Fast forward to the Harrogate Crime Writing Festival 2010, and another Murder, Mystery & Microscopes event. This time, the two novelists under the microscope were Ann Cleeves and Mark Billingham, and the forensics expert was Dave Barclay, whom I’d met during the inaugural presentation. My agent knew my science background and said she’d love to get the two of us together on a project. We met over gin & tonic and Dave and I had our first formal meeting in August 2010 to agree our respective contributions.
Dave came up with three ten-point plots and we chose one that had the potential to build into a satisfying thriller. From there, we exchanged ideas, and talked about the characters with Dave advising on scientific and procedural elements.  The writing is my job, so when we felt we had enough, I spent a couple of weeks structuring how I thought the story might work. We had the two main protagonists, forensic scientist, Professor Nick Fennimore, and DCI Kate Simms. We had also worked out the main plot – an unexplained blip in the number of overdoses among north Manchester’s heroin addicts, which Simms suspects is something far more sinister. Being science trained, I could do some forensic research myself; when a question arose that was beyond my experience, Dave would provide briefing notes or a PowerPoint presentation – or we would have a Skype conversation.’

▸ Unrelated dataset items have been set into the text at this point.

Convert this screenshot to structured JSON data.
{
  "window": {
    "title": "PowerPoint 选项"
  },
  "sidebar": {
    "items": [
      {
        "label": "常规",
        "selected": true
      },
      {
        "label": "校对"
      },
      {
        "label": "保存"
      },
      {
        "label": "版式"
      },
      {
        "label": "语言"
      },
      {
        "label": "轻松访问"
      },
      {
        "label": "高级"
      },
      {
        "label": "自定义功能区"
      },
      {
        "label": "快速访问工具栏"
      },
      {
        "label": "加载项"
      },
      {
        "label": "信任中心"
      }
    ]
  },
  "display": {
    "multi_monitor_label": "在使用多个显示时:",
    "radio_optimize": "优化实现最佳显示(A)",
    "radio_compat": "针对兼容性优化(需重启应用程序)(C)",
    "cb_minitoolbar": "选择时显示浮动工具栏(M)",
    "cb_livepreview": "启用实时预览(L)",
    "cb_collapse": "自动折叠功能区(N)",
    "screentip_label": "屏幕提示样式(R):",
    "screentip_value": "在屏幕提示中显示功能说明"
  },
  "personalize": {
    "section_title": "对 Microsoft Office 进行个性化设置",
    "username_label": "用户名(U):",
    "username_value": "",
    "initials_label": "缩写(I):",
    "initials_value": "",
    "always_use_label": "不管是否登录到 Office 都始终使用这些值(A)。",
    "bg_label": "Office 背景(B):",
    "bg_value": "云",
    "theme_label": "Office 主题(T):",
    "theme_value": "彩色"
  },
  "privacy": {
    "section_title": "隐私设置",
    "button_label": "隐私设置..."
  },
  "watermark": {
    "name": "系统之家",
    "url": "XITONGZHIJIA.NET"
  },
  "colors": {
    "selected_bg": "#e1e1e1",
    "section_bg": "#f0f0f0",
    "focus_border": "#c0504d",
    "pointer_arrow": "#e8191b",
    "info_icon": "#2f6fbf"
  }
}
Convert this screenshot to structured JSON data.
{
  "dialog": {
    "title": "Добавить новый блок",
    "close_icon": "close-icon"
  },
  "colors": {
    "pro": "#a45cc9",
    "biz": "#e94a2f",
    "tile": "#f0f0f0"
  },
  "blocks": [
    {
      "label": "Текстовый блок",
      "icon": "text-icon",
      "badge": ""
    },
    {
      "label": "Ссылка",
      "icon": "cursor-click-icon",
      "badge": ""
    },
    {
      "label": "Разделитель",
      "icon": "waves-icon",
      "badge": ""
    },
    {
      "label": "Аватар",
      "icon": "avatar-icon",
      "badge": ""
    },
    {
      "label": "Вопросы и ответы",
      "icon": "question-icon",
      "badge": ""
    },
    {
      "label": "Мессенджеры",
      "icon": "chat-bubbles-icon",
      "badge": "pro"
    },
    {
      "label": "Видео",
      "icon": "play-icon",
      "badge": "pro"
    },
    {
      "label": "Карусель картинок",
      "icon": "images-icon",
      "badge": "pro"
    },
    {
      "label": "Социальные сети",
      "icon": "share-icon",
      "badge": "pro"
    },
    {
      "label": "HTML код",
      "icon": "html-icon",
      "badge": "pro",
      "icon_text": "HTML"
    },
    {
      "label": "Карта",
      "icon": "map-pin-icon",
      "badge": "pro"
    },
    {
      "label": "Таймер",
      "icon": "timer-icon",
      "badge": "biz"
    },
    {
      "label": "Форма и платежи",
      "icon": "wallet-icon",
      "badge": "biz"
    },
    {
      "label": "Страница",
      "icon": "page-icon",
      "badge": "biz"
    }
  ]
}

Are there any CSI-style cheats or inventions in the novel? Fennimore is a forensic scientist, which means the science has to be right, but EVERYONE LIES is, after all, a work of fiction, so the characters had to have depth and complexity to engage the readers, and as a thriller, the story needed both tension and pace. My science background came in handy in unpicking the more difficult scientific/statistical concepts and making them work dramatically, but the plot outline wasn’t a rigid formula we stuck to. The writing process is organic, apt to change as the story develops, which means that while the outline is a guiding structure – it’s not prescriptive. We added in storylines and characters and scratched out others along the way. Characters will do unpredictable things, against the better judgment of the writer, and in these instances, Dave would deal with the scientific consequences of my untidy creative mind. On one occasion, I reordered some of scenes to increase the tension, and found that DCI Simms needed DNA results faster than I thought possible (cue CSI theme).  I knew that “fast tracking” DNA results can speed up the process to a 24 hour turnaround. But Simms didn’t have that sort of time – or the money to pay for it. I Skyped Dave: was there any way we could get those results in less than 24 hours? He told me that with new equipment and techniques they can be processed in half a day – it’s the backlog of work that holds results up. Fortunately Prof Fennimore was owed a few favours so he got bumped to the head of the queue!

A lot of readers are asking if there will be more of Fennimore and Simms. Happily, the second novel is now finished and edited. Fennimore and Simms go stateside, on the trail of a serial killer. That was fun to research, and I intend to blog the trip in the run-up to the release of the second novel.